To encourage compliance, the act includes significant penalties for the failure to report but also prevents a company’s incident report from being used against it. Among other things, information submitted pursuant to the act would be protected as proprietary information and, therefore, exempt from disclosure under public access laws. In addition, a covered entity that submits compliant reports would be entitled to immunity from civil lawsuits based on its report, and regulatory agencies would not be able use the information submitted for enforcement actions against the covered entity.
What Can Private Sector Businesses Do?
Because an ounce of prevention is worth a pound of cure, most of the protective measures outlined by cybersecurity experts are proactive in nature, in that they require taking action before a cyberattack occurs. One controlling principle is that the less information that an organization possesses, the less vulnerable it is to a breach. Hence, most experts recommend deleting data not currently in use. When that is not an option—because of company retention policies or preservation duties imposed by litigation, for example—other measures can be taken, such as applying encryption or moving data to a repository that prevents easy access. And to prevent unauthorized access in the first place, companies are encouraged to segregate and silo data and adopt two-factor authentication. But the most important step is not merely hardening defenses; it is getting a response plan in place for when an attack succeeds.

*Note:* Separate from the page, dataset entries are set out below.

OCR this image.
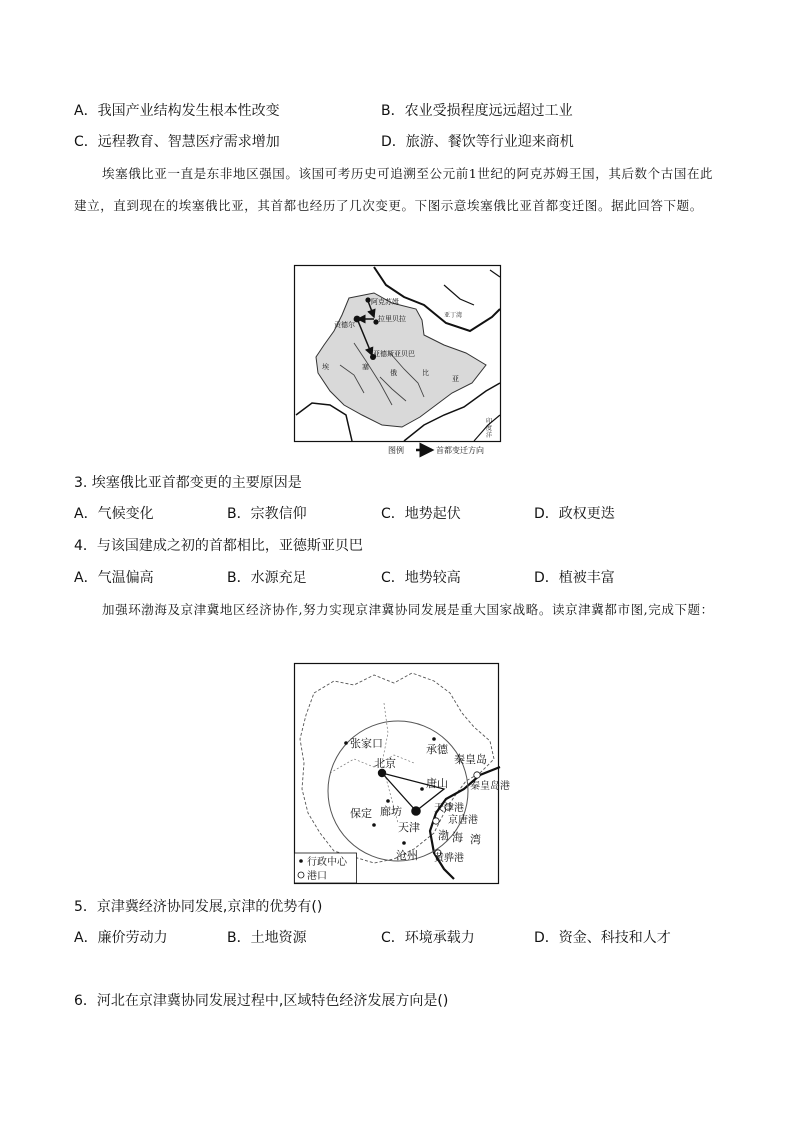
A．我国产业结构发生根本性改变	B．农业受损程度远远超过工业
C．远程教育、智慧医疗需求增加	D．旅游、餐饮等行业迎来商机
埃塞俄比亚一直是东非地区强国。该国可考历史可追溯至公元前1世纪的阿克苏姆王国，其后数个古国在此建立，直到现在的埃塞俄比亚，其首都也经历了几次变更。下图示意埃塞俄比亚首都变迁图。据此回答下题。
阿克苏姆
拉里贝拉
贡德尔
亚德斯亚贝巴
埃	塞
俄	比
亚
亚丁湾
印
度
洋
图例	首都变迁方向
3. 埃塞俄比亚首都变更的主要原因是
A．气候变化	B．宗教信仰	C．地势起伏	D．政权更迭
4．与该国建成之初的首都相比，亚德斯亚贝巴
A．气温偏高	B．水源充足	C．地势较高	D．植被丰富
加强环渤海及京津冀地区经济协作,努力实现京津冀协同发展是重大国家战略。读京津冀都市图,完成下题：
张家口	承德
秦皇岛
北京
唐山
廊坊
天津
保定
沧州
秦皇岛港
天津港
京唐港
黄骅港
渤 海 湾
行政中心
港口
5．京津冀经济协同发展,京津的优势有()
A．廉价劳动力	B．土地资源	C．环境承载力	D．资金、科技和人才
6．河北在京津冀协同发展过程中,区域特色经济发展方向是()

The first 24 hours after a cyberattack are critical, and any delay can be costly both in time and money. For this reason, cybersecurity experts recommend that, as part of their incident response plans, companies identify in advance the service providers who will support their remediation efforts when an attack occurs. Such providers necessarily include a computer forensics firm, but many are less obvious, such as a crisis communications firm or a ransomware negotiator. And as with all forms of misfortune, insurance is increasingly becoming a must, to cover both the remediation costs and potential liabilities to third parties whose data may be put at risk.